Berbeda dengan Profesi lain misalnya Akuntan, Advokat, dokter, tidak sembarang orang dapat mengaku-ngaku bahwa dirinya adalah Akuntan, advokat, atau dokter, karena ada ancaman pidana yang diatur dengan undang-undang. Jadi disini jelas keberadaan undang-undang tersebut melindungi masyarakat luas atas potensi kerugian mal praktik yang diderita masyarakat luas akibat setiap orang dengan bebas dapat mengaku seakan berkompeten secara sah menyandang predikat profesi yang dimaksud.
Apa yang terjadi di masyarakat? Umumnya tidak semua masyarakat memahami dan dapat membedakan mana konsultan pajak yang memang secara sah diakui oleh Negara. Tidak adanya Undang-Undang Tentang Konsultan Pajak dapat dimanfaatkan oleh siapa saja mengklaim bahwa dirinya adalah seorang Konsultan Pajak, bebas sekali!, karena tidak ada Undang-Undang yang melarang atau memberikan sanksi atas itu, sangat berbeda sekali dengan Profesi yang penulis sebutkan diatas bukan?
Profesi Konsultan Pajak saat ini hanya diatur sebatas pada peraturan Menteri Menteri Keuangan, , tentang sejarah, peran konsultan pajak dapat dibaca di buku Jajak Pajak tulisan dari Toto S.E.,M.H. Profesi Konsultan Pajak saat ini berada dibawah pembinaan Pusat Pembinaan Profesi Keuangan, sama seperti profesi Akuntan. Kalau profesi Akuntan sudah sejak lama memiliki Undang-undang mengapa untuk Konsultan Pajak tidak? Bukan hanya masyarakat umum yang memerlukan UU tentang Konsultan Pajak, tapi dalam hal ini Pemerintah juga memerlukan, faktanya Profesi Konsultan Pajak juga ditarik Pembinaannya dari DJP ke Pusat Pembinaan Profesi Keuangan.
Dengan UU tentang Konsultan Pajak, kerugian Negara akibat perilaku koruptif seorang mengaku berpredikat sebagai Konsultan Pajak secara tidak sah dapat diminimalisir dan selain itu juga negara hadir melindungi peran profesi konsultan pajak yang telah menjadi mitra strategis Direktorat Jenderal Pajak dalam membantu wajib pajak melaksanakan hak dan menjalankan kewajibannya.

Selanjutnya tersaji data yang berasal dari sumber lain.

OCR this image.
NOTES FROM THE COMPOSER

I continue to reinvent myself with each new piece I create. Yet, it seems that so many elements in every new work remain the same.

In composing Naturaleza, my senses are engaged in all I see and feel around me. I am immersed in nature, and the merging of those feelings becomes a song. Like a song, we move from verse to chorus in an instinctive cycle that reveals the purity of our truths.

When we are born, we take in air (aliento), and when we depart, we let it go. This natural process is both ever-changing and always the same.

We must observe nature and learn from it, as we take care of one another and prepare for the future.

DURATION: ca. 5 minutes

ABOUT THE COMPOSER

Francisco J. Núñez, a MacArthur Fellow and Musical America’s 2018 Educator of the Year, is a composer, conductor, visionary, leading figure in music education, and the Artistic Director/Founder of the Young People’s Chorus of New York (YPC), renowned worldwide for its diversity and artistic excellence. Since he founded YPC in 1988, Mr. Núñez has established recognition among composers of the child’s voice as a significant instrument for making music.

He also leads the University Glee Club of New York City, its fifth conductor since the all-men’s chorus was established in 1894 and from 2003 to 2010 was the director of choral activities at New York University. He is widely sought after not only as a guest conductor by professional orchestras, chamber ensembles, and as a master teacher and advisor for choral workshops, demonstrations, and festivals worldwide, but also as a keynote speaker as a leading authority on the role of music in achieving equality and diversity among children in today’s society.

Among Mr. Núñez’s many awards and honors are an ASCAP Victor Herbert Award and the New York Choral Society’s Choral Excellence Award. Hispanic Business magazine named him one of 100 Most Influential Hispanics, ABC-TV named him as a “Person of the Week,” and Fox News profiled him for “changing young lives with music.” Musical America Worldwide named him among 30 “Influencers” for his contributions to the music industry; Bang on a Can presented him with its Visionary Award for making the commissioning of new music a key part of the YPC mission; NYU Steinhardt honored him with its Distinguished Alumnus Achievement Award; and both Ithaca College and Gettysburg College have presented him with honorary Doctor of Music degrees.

Perlunya UU tentang Konsultan Pajak ini juga sudah di inisasi dan digulirkan oleh anggota Komisi XI DPR RI Bapak Misbakun, namun entah mengapa tidak masuk skala prioritas program pembentukan undang-undang (proglenas).
Bahwa ada beberapa oknum Konsultan Pajak yang berperilaku menyimpang /melanggar hukum ini menunjukkan bahwa justru UU tentang Konsultan Pajak diperlukan oleh negara untuk mengatur profesi ini, Bagi profesi Konsultan Pajak yang anggotanya ribuan, Tidak fair jika profesi ini diberi stigma negatif akibat perilaku segelintir oknum tersebut, dan menafikkan kontribusi Konsultan pajak kepada masyarakat dan negara. Konsultan Pajak telah hadir lebih dari setengah abad di bumi tercinta ini, organisasi tertua, terbesar Ikatan Konsultan Pajak Indonesia (IKPI) bahkan sudah akan memasuki usia ke 68 tahun. Semoga tulisan ini bisa sampai dan terbaca oleh Bapak Presiden dan/atau Ketua Partai dan para wakil Rakyat untuk merampungkan RUU Konsultan Pajak menjadi UU yang sudah lama dinanti.